"How many siblings do you have? If you could have dinner with Albert Einstein or Michael Jackson, who would you choose?" These are examples of real questions that have been asked by investment bankers of prospective new recruits.
But people who use questions like these for recruitment purposes are a liability to the organisations they are hiring for, says Michael Greenspan, occupational psychologist with Kiddy and Partners, who trains executives to be more effective interviewers.
"What is the right answer?" he asks. The interviewer who asked the Einstein question apparently thought the pop-star was "the right answer", because a preference for the scientist would demonstrate a bias for theory against practice.
The author of the sibling question thought you could "tell a lot about a person" from family position: the interviewer came from a large family.
Interviewing is something that most senior investment bankers and fund managers have to do on a regular basis, notwithstanding the increased use of assessment centres and psychometric tests, particularly for graduate recruits.
In most banks, for lateral hires the cornerstone of the process remains a battery of sometimes rather unfocused interviews with time-pressed potential supervisors and colleagues. At a few US institutions, a candidate may have to endure as many as 70 interviews. Yet most bankers have never received any training in effective interviewing.
Research has been carried out over several decades on the effectiveness of different recruiting methods. Traditional interviews come out consistently poorly, predicting performance in only around 25% of cases. However, this can rise to 50% or higher if a structured, focused approach is adopted.
What is especially interesting, says Greenspan, is that with traditional interviews there is no difference in the effectiveness of people who think they are good interviewers, compared to people who think they aren't.
The problem, he says, is that traditional interviewing relies disproportionately on gut feeling. That leads to people hiring clones of themselves and making decisions based on personal prejudices.
Greenspan says: "The notion that we can be objective is ludicrous. We all think we're shrewd. But the danger is that we make a decision and then look for evidence to support it and play down other things."
The third element in this triple whammy of poor practice is selective memory distorting the profile of the candidate one way or another.
Instead, says Ian Tomlinson-Roe, director of KPMG consulting for financial services, interviewers should start by being clear about their objectives: to find out precisely what experience the candidate has and to explore specific skills, competences or behaviours.
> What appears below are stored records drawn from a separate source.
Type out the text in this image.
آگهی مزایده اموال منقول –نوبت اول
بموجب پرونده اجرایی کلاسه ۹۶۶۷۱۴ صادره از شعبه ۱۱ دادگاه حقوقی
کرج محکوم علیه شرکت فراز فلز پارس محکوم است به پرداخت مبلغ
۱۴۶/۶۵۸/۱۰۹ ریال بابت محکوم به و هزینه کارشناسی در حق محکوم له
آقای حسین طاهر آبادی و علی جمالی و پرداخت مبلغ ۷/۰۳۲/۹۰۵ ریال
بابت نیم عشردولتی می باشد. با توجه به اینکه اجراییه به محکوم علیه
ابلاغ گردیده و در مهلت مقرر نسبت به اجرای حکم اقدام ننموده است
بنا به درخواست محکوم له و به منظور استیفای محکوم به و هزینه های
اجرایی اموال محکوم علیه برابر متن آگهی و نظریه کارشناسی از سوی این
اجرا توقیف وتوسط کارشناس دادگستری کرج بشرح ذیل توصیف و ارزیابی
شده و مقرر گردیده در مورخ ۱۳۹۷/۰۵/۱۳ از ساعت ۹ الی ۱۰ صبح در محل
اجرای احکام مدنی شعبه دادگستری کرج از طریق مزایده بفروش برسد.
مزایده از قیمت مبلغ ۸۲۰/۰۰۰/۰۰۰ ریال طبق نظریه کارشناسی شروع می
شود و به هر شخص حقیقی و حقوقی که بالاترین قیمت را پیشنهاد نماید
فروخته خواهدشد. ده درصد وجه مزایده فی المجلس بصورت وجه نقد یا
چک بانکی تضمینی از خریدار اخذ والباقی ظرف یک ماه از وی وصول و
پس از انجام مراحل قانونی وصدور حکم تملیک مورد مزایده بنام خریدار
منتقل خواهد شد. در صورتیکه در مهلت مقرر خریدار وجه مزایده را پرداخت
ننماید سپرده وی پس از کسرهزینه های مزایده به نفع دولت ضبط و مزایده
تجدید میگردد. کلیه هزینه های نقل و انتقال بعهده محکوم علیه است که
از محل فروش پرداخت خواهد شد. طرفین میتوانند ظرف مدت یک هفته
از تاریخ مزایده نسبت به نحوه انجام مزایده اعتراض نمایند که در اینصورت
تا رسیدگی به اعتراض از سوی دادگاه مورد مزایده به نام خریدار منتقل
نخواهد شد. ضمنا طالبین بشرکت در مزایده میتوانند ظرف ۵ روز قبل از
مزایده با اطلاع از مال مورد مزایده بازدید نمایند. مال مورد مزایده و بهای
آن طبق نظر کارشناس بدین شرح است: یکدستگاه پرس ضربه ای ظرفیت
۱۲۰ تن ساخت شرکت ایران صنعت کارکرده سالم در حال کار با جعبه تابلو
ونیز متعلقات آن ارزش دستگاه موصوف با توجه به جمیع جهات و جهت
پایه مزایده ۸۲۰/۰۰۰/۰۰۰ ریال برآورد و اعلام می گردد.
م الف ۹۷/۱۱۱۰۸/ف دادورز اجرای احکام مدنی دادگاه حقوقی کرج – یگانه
Skills and behaviours, he says, can broadly be divided into three categories: professional/sector related, technical and interpersonal.
According to consultants, a number of bulge-bracket banks are now using or moving towards what is called "competence-based interviewing", although few institutions will discuss their HR practices publicly.
However, Fidelity Investments discloses that competence-based interviewing has been the norm for many years and executives are routinely trained in its use. …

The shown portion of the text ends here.